In my undergraduate years, I made good use of a very popular citation manager, Endnote. The purpose of such programs is to manage citations and literature (in my case, mostly journal articles), and provide references which are automatically formatted to be used in a bibliography.
Why use it? Well, mainly because it saved substantial amounts of time. Additionally, because I was enrolled in a university with an institutional license, the use of the program was essentially at no additional cost to myself. Another point to make was that early on, there just were not many choices out there, and Endnote was just the most polished of the ones available.
There were two main issues I encountered, especially towards the end of my studies:
- Synchronising databases of the base program across different machines frequently led to corrupted files. This was a problem because I commonly found myself needing to work on different machines at different locations (eg. home, travelling). Sending documents formatted with Endnote fields to colleagues who also used Endnote also tended to result in weird behaviours.
- In-built web-synchronisation via Endnote web and continued usage without an institutional license incurred hefty subscription fees. While I’m sure there are certain ways around this particular problem, I would much rather use a system which was either affordable or free.
My concerns were that should I adopt it completely going into a postgraduate setting, I may one day either lose access to my data (by not going the paid route) or be locked into paying subscription fees for something I would likely rarely use.
Like Endnote, it is a powerful citation manager, and adjusting to using it was very intuitive. It is also available for free, so I don’t have to worry so much about potential problems down the track should I not have an institutional license for software.
It has some particularly useful features for my work as well, which is a bonus:
- Synchronisation across different computers is well integrated, and plays nicely when collaborating with groups
- You are able to use your own online storage (as long as it supports WebDAV). I’ll cover the settings I used in [another post](https://tteoh.com/post/2015-03-09-configuring-zotero-to-use-webdav/)

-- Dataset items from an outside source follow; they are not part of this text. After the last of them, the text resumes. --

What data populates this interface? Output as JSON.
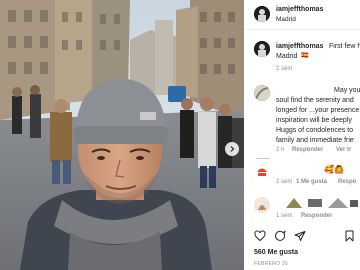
{
  "post": {
    "username": "iamjeffthomas",
    "location": "Madrid"
  },
  "caption": {
    "username": "iamjeffthomas",
    "text_line1": "First few h",
    "text_line2": "Madrid",
    "emoji": "🇪🇸",
    "time": "2 sem"
  },
  "comment1": {
    "line1": "May you",
    "line2": "soul find the serenity and",
    "line3": "longed for ...your presence",
    "line4": "inspiration will be deeply",
    "line5": "Huggs of condolences to",
    "line6": "family and immediate frie",
    "time": "2 h",
    "reply_label": "Responder",
    "translate_label": "Ver tr"
  },
  "comment2": {
    "emojis": "🥰🙆",
    "time": "2 sem",
    "likes": "1 Me gusta",
    "reply_label": "Respo"
  },
  "comment3": {
    "time": "1 sem",
    "reply_label": "Responder"
  },
  "actions": {
    "likes": "560 Me gusta",
    "date": "FEBRERO 26"
  },
  "colors": {
    "accent": "#0095f6",
    "text": "#262626",
    "muted": "#8e8e8e",
    "heart_red": "#ed4956"
  }
}
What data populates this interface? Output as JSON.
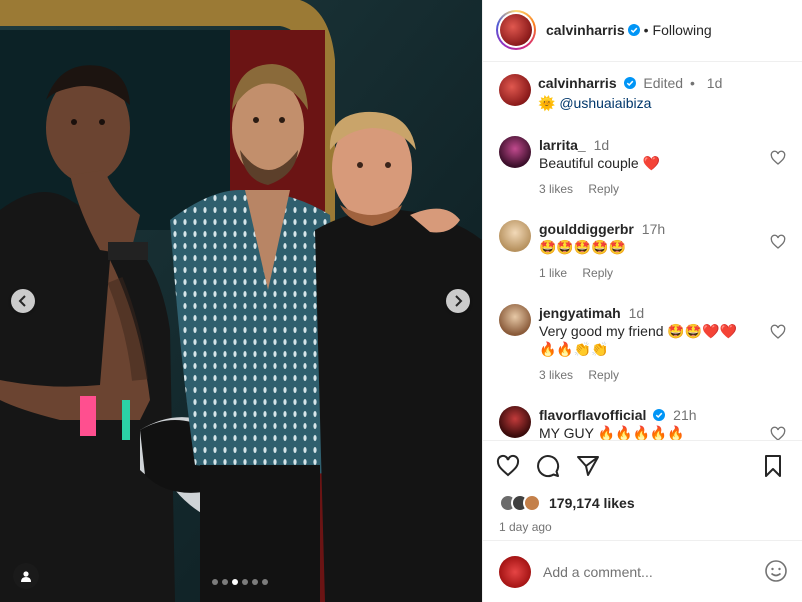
{
  "post": {
    "author": "calvinharris",
    "follow_state": "Following",
    "separator": "•"
  },
  "caption": {
    "username": "calvinharris",
    "edited": "Edited",
    "dot": "•",
    "time": "1d",
    "emoji": "🌞",
    "mention": "@ushuaiaibiza"
  },
  "comments": [
    {
      "username": "larrita_",
      "time": "1d",
      "text": "Beautiful couple ❤️",
      "likes": "3 likes",
      "reply": "Reply",
      "verified": false
    },
    {
      "username": "goulddiggerbr",
      "time": "17h",
      "text": "🤩🤩🤩🤩🤩",
      "likes": "1 like",
      "reply": "Reply",
      "verified": false
    },
    {
      "username": "jengyatimah",
      "time": "1d",
      "text": "Very good my friend 🤩🤩❤️❤️",
      "text2": "🔥🔥👏👏",
      "likes": "3 likes",
      "reply": "Reply",
      "verified": false
    },
    {
      "username": "flavorflavofficial",
      "time": "21h",
      "text": "MY GUY 🔥🔥🔥🔥🔥",
      "verified": true
    }
  ],
  "engagement": {
    "likes": "179,174 likes",
    "ago": "1 day ago"
  },
  "composer": {
    "placeholder": "Add a comment..."
  },
  "carousel": {
    "total": 6,
    "active_index": 2
  },
  "colors": {
    "verified_blue": "#0095f6",
    "heart_red": "#ed4956",
    "muted": "#737373",
    "text": "#262626"
  }
}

- Native cross-platform support for different operating systems. I’ve switched to using linux now for my work computer
- Excellent (and fast!) metadata retrieval and organisational mechanisms for PDFs. If you have a bunch of randomly named PDFs stored on your computer, you can ask Zotero to have a look at them and automatically fetch the citation details of the paper, and then it can rename the original file with author and title
You are also able to add citations by clicking a button in the browser, which I’ve found to be a bit hit and miss (citations work great, but sometimes the attachments don’t get properly attached - may be a problem with going through proxy systems that universities use to access journal subscriptions).
Integration with word processors
Zotero integrates well with the word processors, and has dedicated plugins for popular ones like Microsoft Word and Libreoffice Writer. Other plugins, produced by a dedicated community, are also available for other productivity suites. There are even solutions for otherwise unsupported platforms, like RTF/ODF-Scan for Google docs.
I am looking forwards to the day when they implement support for referencing on mobile devices (like phones and tablets).
Zotero is a very capable citation manager with a host of useful features that gives it an edge over some of the other offerings on the market. After a year’s worth of regular usage, I feel comfortable recommending it as a stable and mature piece of referencing software.